The Local Technical Agroclimatic Committees (LTACs) are an innovative initiative with the goal of integrate stakeholders from the agricultural sector at the local level to inform smallholder farmers, about the expected changes in the climate of their region, about how they can affect their crops and what they can do to reduce negative impacts.
Moving one or two weeks to the date of sowing can mean that a crop has an outstanding yield, or can avoid losses that seemed imminent. This recommendation comes from an agroclimatic forecast that warns that it is highly likely that the rains will be delayed for at least a week. By moving the planting date, the soil will be more suitable and the crop will be able to receive the amount of water and solar radiation it requires.
Climate-smart practices are only one of the valuable inputs provided monthly by the LTACs, implemented by CCAFS, and coordinated at the local level by key partners, carrying out these meetings in different departments of Colombia.
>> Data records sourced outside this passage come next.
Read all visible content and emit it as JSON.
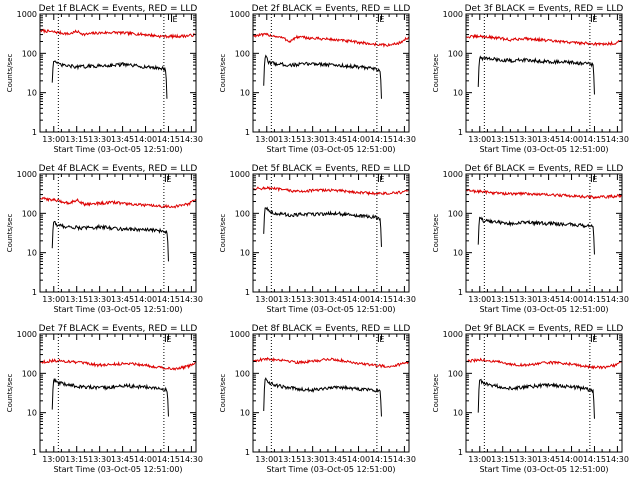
{
  "colors": {
    "events": "#000000",
    "lld": "#dd0000",
    "axis": "#000000",
    "background": "#ffffff"
  },
  "chart_data": [
    {
      "type": "line",
      "title": "Det 1f BLACK = Events, RED = LLD",
      "xlabel": "Start Time (03-Oct-05 12:51:00)",
      "ylabel": "Counts/sec",
      "y_scale": "log",
      "ylim": [
        1,
        1000
      ],
      "xlim": [
        "12:51",
        "14:33"
      ],
      "x_ticks": [
        "13:00",
        "13:15",
        "13:30",
        "13:45",
        "14:00",
        "14:15",
        "14:30"
      ],
      "y_ticks": [
        "1",
        "10",
        "100",
        "1000"
      ],
      "vlines": [
        "13:03",
        "14:12"
      ],
      "marker_text": "E",
      "marker_x": "14:17",
      "series": [
        {
          "name": "LLD",
          "color": "red",
          "x": [
            "12:51",
            "13:00",
            "13:10",
            "13:15",
            "13:20",
            "13:25",
            "13:30",
            "13:40",
            "13:50",
            "14:00",
            "14:10",
            "14:20",
            "14:28",
            "14:33"
          ],
          "values": [
            380,
            350,
            310,
            360,
            300,
            320,
            330,
            340,
            320,
            300,
            270,
            270,
            280,
            300
          ]
        },
        {
          "name": "Events",
          "color": "black",
          "x": [
            "12:59",
            "13:00",
            "13:02",
            "13:05",
            "13:15",
            "13:30",
            "13:45",
            "14:00",
            "14:10",
            "14:13",
            "14:14"
          ],
          "values": [
            18,
            70,
            55,
            50,
            45,
            48,
            52,
            45,
            42,
            40,
            7
          ]
        }
      ]
    },
    {
      "type": "line",
      "title": "Det 2f BLACK = Events, RED = LLD",
      "xlabel": "Start Time (03-Oct-05 12:51:00)",
      "ylabel": "Counts/sec",
      "y_scale": "log",
      "ylim": [
        1,
        1000
      ],
      "xlim": [
        "12:51",
        "14:33"
      ],
      "x_ticks": [
        "13:00",
        "13:15",
        "13:30",
        "13:45",
        "14:00",
        "14:15",
        "14:30"
      ],
      "y_ticks": [
        "1",
        "10",
        "100",
        "1000"
      ],
      "vlines": [
        "13:03",
        "14:12"
      ],
      "marker_text": "E",
      "marker_x": "14:13",
      "series": [
        {
          "name": "LLD",
          "color": "red",
          "x": [
            "12:51",
            "13:00",
            "13:10",
            "13:15",
            "13:20",
            "13:30",
            "13:40",
            "13:50",
            "14:00",
            "14:10",
            "14:20",
            "14:28",
            "14:33"
          ],
          "values": [
            280,
            300,
            250,
            200,
            260,
            240,
            230,
            210,
            190,
            170,
            160,
            190,
            260
          ]
        },
        {
          "name": "Events",
          "color": "black",
          "x": [
            "12:58",
            "12:59",
            "13:01",
            "13:05",
            "13:15",
            "13:30",
            "13:45",
            "14:00",
            "14:10",
            "14:14",
            "14:15"
          ],
          "values": [
            15,
            85,
            60,
            55,
            50,
            55,
            50,
            45,
            40,
            38,
            7
          ]
        }
      ]
    },
    {
      "type": "line",
      "title": "Det 3f BLACK = Events, RED = LLD",
      "xlabel": "Start Time (03-Oct-05 12:51:00)",
      "ylabel": "Counts/sec",
      "y_scale": "log",
      "ylim": [
        1,
        1000
      ],
      "xlim": [
        "12:51",
        "14:33"
      ],
      "x_ticks": [
        "13:00",
        "13:15",
        "13:30",
        "13:45",
        "14:00",
        "14:15",
        "14:30"
      ],
      "y_ticks": [
        "1",
        "10",
        "100",
        "1000"
      ],
      "vlines": [
        "13:03",
        "14:12"
      ],
      "marker_text": "E",
      "marker_x": "14:13",
      "series": [
        {
          "name": "LLD",
          "color": "red",
          "x": [
            "12:51",
            "13:00",
            "13:10",
            "13:20",
            "13:30",
            "13:40",
            "13:50",
            "14:00",
            "14:10",
            "14:20",
            "14:28",
            "14:33"
          ],
          "values": [
            260,
            270,
            250,
            220,
            240,
            220,
            200,
            190,
            180,
            170,
            180,
            210
          ]
        },
        {
          "name": "Events",
          "color": "black",
          "x": [
            "12:59",
            "13:00",
            "13:02",
            "13:10",
            "13:20",
            "13:30",
            "13:45",
            "14:00",
            "14:10",
            "14:14",
            "14:15"
          ],
          "values": [
            14,
            80,
            75,
            70,
            65,
            68,
            62,
            58,
            55,
            50,
            9
          ]
        }
      ]
    },
    {
      "type": "line",
      "title": "Det 4f BLACK = Events, RED = LLD",
      "xlabel": "Start Time (03-Oct-05 12:51:00)",
      "ylabel": "Counts/sec",
      "y_scale": "log",
      "ylim": [
        1,
        1000
      ],
      "xlim": [
        "12:51",
        "14:33"
      ],
      "x_ticks": [
        "13:00",
        "13:15",
        "13:30",
        "13:45",
        "14:00",
        "14:15",
        "14:30"
      ],
      "y_ticks": [
        "1",
        "10",
        "100",
        "1000"
      ],
      "vlines": [
        "13:03",
        "14:12"
      ],
      "marker_text": "E",
      "marker_x": "14:13",
      "series": [
        {
          "name": "LLD",
          "color": "red",
          "x": [
            "12:51",
            "13:00",
            "13:10",
            "13:15",
            "13:20",
            "13:30",
            "13:40",
            "13:50",
            "14:00",
            "14:10",
            "14:20",
            "14:28",
            "14:33"
          ],
          "values": [
            240,
            220,
            180,
            220,
            170,
            180,
            190,
            170,
            160,
            150,
            150,
            170,
            230
          ]
        },
        {
          "name": "Events",
          "color": "black",
          "x": [
            "12:59",
            "13:00",
            "13:02",
            "13:10",
            "13:20",
            "13:30",
            "13:45",
            "14:00",
            "14:10",
            "14:14",
            "14:15"
          ],
          "values": [
            13,
            65,
            50,
            45,
            42,
            45,
            40,
            38,
            36,
            34,
            6
          ]
        }
      ]
    },
    {
      "type": "line",
      "title": "Det 5f BLACK = Events, RED = LLD",
      "xlabel": "Start Time (03-Oct-05 12:51:00)",
      "ylabel": "Counts/sec",
      "y_scale": "log",
      "ylim": [
        1,
        1000
      ],
      "xlim": [
        "12:51",
        "14:33"
      ],
      "x_ticks": [
        "13:00",
        "13:15",
        "13:30",
        "13:45",
        "14:00",
        "14:15",
        "14:30"
      ],
      "y_ticks": [
        "1",
        "10",
        "100",
        "1000"
      ],
      "vlines": [
        "13:03",
        "14:12"
      ],
      "marker_text": "E",
      "marker_x": "14:13",
      "series": [
        {
          "name": "LLD",
          "color": "red",
          "x": [
            "12:51",
            "13:00",
            "13:10",
            "13:20",
            "13:30",
            "13:40",
            "13:50",
            "14:00",
            "14:10",
            "14:20",
            "14:28",
            "14:33"
          ],
          "values": [
            420,
            440,
            400,
            360,
            380,
            390,
            370,
            340,
            320,
            320,
            340,
            380
          ]
        },
        {
          "name": "Events",
          "color": "black",
          "x": [
            "12:58",
            "12:59",
            "13:01",
            "13:05",
            "13:15",
            "13:30",
            "13:45",
            "14:00",
            "14:10",
            "14:14",
            "14:15"
          ],
          "values": [
            30,
            150,
            120,
            100,
            90,
            95,
            100,
            85,
            80,
            75,
            14
          ]
        }
      ]
    },
    {
      "type": "line",
      "title": "Det 6f BLACK = Events, RED = LLD",
      "xlabel": "Start Time (03-Oct-05 12:51:00)",
      "ylabel": "Counts/sec",
      "y_scale": "log",
      "ylim": [
        1,
        1000
      ],
      "xlim": [
        "12:51",
        "14:33"
      ],
      "x_ticks": [
        "13:00",
        "13:15",
        "13:30",
        "13:45",
        "14:00",
        "14:15",
        "14:30"
      ],
      "y_ticks": [
        "1",
        "10",
        "100",
        "1000"
      ],
      "vlines": [
        "13:03",
        "14:12"
      ],
      "marker_text": "E",
      "marker_x": "14:13",
      "series": [
        {
          "name": "LLD",
          "color": "red",
          "x": [
            "12:51",
            "13:00",
            "13:10",
            "13:20",
            "13:30",
            "13:40",
            "13:50",
            "14:00",
            "14:10",
            "14:20",
            "14:28",
            "14:33"
          ],
          "values": [
            380,
            360,
            330,
            310,
            320,
            300,
            290,
            280,
            260,
            260,
            270,
            290
          ]
        },
        {
          "name": "Events",
          "color": "black",
          "x": [
            "12:59",
            "13:00",
            "13:02",
            "13:10",
            "13:20",
            "13:30",
            "13:45",
            "14:00",
            "14:10",
            "14:14",
            "14:15"
          ],
          "values": [
            16,
            85,
            65,
            60,
            55,
            58,
            55,
            52,
            48,
            45,
            9
          ]
        }
      ]
    },
    {
      "type": "line",
      "title": "Det 7f BLACK = Events, RED = LLD",
      "xlabel": "Start Time (03-Oct-05 12:51:00)",
      "ylabel": "Counts/sec",
      "y_scale": "log",
      "ylim": [
        1,
        1000
      ],
      "xlim": [
        "12:51",
        "14:33"
      ],
      "x_ticks": [
        "13:00",
        "13:15",
        "13:30",
        "13:45",
        "14:00",
        "14:15",
        "14:30"
      ],
      "y_ticks": [
        "1",
        "10",
        "100",
        "1000"
      ],
      "vlines": [
        "13:03",
        "14:12"
      ],
      "marker_text": "E",
      "marker_x": "14:13",
      "series": [
        {
          "name": "LLD",
          "color": "red",
          "x": [
            "12:51",
            "13:00",
            "13:10",
            "13:20",
            "13:30",
            "13:40",
            "13:50",
            "14:00",
            "14:10",
            "14:20",
            "14:28",
            "14:33"
          ],
          "values": [
            190,
            210,
            200,
            180,
            160,
            170,
            180,
            160,
            140,
            130,
            150,
            190
          ]
        },
        {
          "name": "Events",
          "color": "black",
          "x": [
            "12:59",
            "13:00",
            "13:02",
            "13:10",
            "13:20",
            "13:30",
            "13:45",
            "14:00",
            "14:10",
            "14:14",
            "14:15"
          ],
          "values": [
            12,
            70,
            58,
            50,
            45,
            42,
            48,
            45,
            40,
            38,
            8
          ]
        }
      ]
    },
    {
      "type": "line",
      "title": "Det 8f BLACK = Events, RED = LLD",
      "xlabel": "Start Time (03-Oct-05 12:51:00)",
      "ylabel": "Counts/sec",
      "y_scale": "log",
      "ylim": [
        1,
        1000
      ],
      "xlim": [
        "12:51",
        "14:33"
      ],
      "x_ticks": [
        "13:00",
        "13:15",
        "13:30",
        "13:45",
        "14:00",
        "14:15",
        "14:30"
      ],
      "y_ticks": [
        "1",
        "10",
        "100",
        "1000"
      ],
      "vlines": [
        "13:03",
        "14:12"
      ],
      "marker_text": "E",
      "marker_x": "14:13",
      "series": [
        {
          "name": "LLD",
          "color": "red",
          "x": [
            "12:51",
            "13:00",
            "13:10",
            "13:20",
            "13:30",
            "13:40",
            "13:50",
            "14:00",
            "14:10",
            "14:20",
            "14:28",
            "14:33"
          ],
          "values": [
            210,
            230,
            220,
            190,
            200,
            230,
            210,
            180,
            160,
            150,
            170,
            200
          ]
        },
        {
          "name": "Events",
          "color": "black",
          "x": [
            "12:58",
            "12:59",
            "13:01",
            "13:05",
            "13:15",
            "13:30",
            "13:45",
            "14:00",
            "14:10",
            "14:14",
            "14:15"
          ],
          "values": [
            11,
            75,
            60,
            50,
            42,
            38,
            45,
            40,
            38,
            35,
            8
          ]
        }
      ]
    },
    {
      "type": "line",
      "title": "Det 9f BLACK = Events, RED = LLD",
      "xlabel": "Start Time (03-Oct-05 12:51:00)",
      "ylabel": "Counts/sec",
      "y_scale": "log",
      "ylim": [
        1,
        1000
      ],
      "xlim": [
        "12:51",
        "14:33"
      ],
      "x_ticks": [
        "13:00",
        "13:15",
        "13:30",
        "13:45",
        "14:00",
        "14:15",
        "14:30"
      ],
      "y_ticks": [
        "1",
        "10",
        "100",
        "1000"
      ],
      "vlines": [
        "13:03",
        "14:12"
      ],
      "marker_text": "E",
      "marker_x": "14:13",
      "series": [
        {
          "name": "LLD",
          "color": "red",
          "x": [
            "12:51",
            "13:00",
            "13:10",
            "13:20",
            "13:30",
            "13:40",
            "13:50",
            "14:00",
            "14:10",
            "14:20",
            "14:28",
            "14:33"
          ],
          "values": [
            200,
            220,
            200,
            170,
            160,
            180,
            190,
            170,
            150,
            140,
            160,
            200
          ]
        },
        {
          "name": "Events",
          "color": "black",
          "x": [
            "12:59",
            "13:00",
            "13:02",
            "13:10",
            "13:20",
            "13:30",
            "13:45",
            "14:00",
            "14:10",
            "14:14",
            "14:15"
          ],
          "values": [
            10,
            72,
            55,
            48,
            42,
            45,
            50,
            45,
            40,
            36,
            7
          ]
        }
      ]
    }
  ]
}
The meetings include the Ministry of Agriculture and Rural Development (MADR), departmental secretariats of agriculture, guilds, regional environmental authorities, universities, producer associations, municipal technical assistance units (UMATA), research centers, among others, to integrate knowledge and actions on climate-smart agriculture, targeting especially the most vulnerable farmers.
LTACs allow the discussions between these stakeholders for the management of local agroclimatic information, in order to identify best practices for adaptation to climatic phenomena, which are then transferred to local technicians and producers through the Local Agroclimatic Bulletin. This newsletter summarizes the seasonal predictions and climate forecasts analyzed at the LTAC, along with recommendations and climate-smart practices by crop type.
- Córdoba: Valle Medio del Río Sinú: Cerete, Ciénaga de Oro, Cotorra, Montería, Chima y San Pelayo.
- Sucre: Mojana Sucreña: Majagual, San Benito Abad, San Marcos, Caimito, y La Unión.
- Cauca: Subcuenca del Río Las Piedras: Polindara, Puracé y Popayán.
- Magdalena: Aracataca, Pueblo Viejo, Zona Bananera y Ciénaga.
- Santander: Curití, San Gil, Villanueva, Barichara
How an LTAC works
During each meeting, experts in agrometeorology share the agroclimatic forecasts, made from the analysis of seasonal predictions for the region, and crop models. Subsequently, the participants in the committee meet in groups and analyze how crops would be affected, based on the forecasts presented and their own experience to make recommendations that facilitate decision-making on topics such as: what seed to use, more favorable dates for sowing according to the soil moisture accumulated both in the sowing and throughout the cycle, irrigation management, cropping, soil and insect-pests or diseases according to the climatic conditions foreseen for the following months.
LTACs are also spaces that bring together stakeholders to discuss issues related to agricultural activity and climate, and serve as vehicles for coordinating activities between institutions. The LTAC approach also seeks to strengthen participants' capacities by conducting workshops on agroclimatic modeling tools and empowering members of the committee to appropriate it by alternating roles and tasks among participating organizations.
Scaling up the impact
Each region faces different challenges in terms of climate and priority crops, which is why LTACs promote intersectoral dialogue between stakeholders, and bring seasonal forecasts of the national scale to the local scale, to make better decisions about their crops.
The initiative is already delivering results. Edinson Salgado, a UMATA technician from Chimá municipality in Córdoba, shared how the bulletins have helped local producers:
In the bulletin we were recommended to plant corn in the second part of the month, instead of the first. We shared this with the producers and those who took the recommendation showed a more vigorous development of the crop compared to those who did not comply with the recommendation."
The LTACs have been so successful that, after establishing the first committees in the Colombian departments of Córdoba and Cauca at the end of 2014, the committees of Sucre and Magdalena were created in 2015 and Santander in 2016. The goal is to reach fifteen LTACs throughout the Colombian territory, with forecasts and recommendations that will benefit nearly one million farmers, as stated in the national determined contributions (NDCs) presented by the Government of Colombia to the United Nations Framework Convention on Climate Change (UNFCCC).
Ana María Loboguerrero
CCAFS Latin America Regional Program Leader
The "Local Technical Agroclimatic Committees" initiative is part of the CCAFS portfolio in Latin America.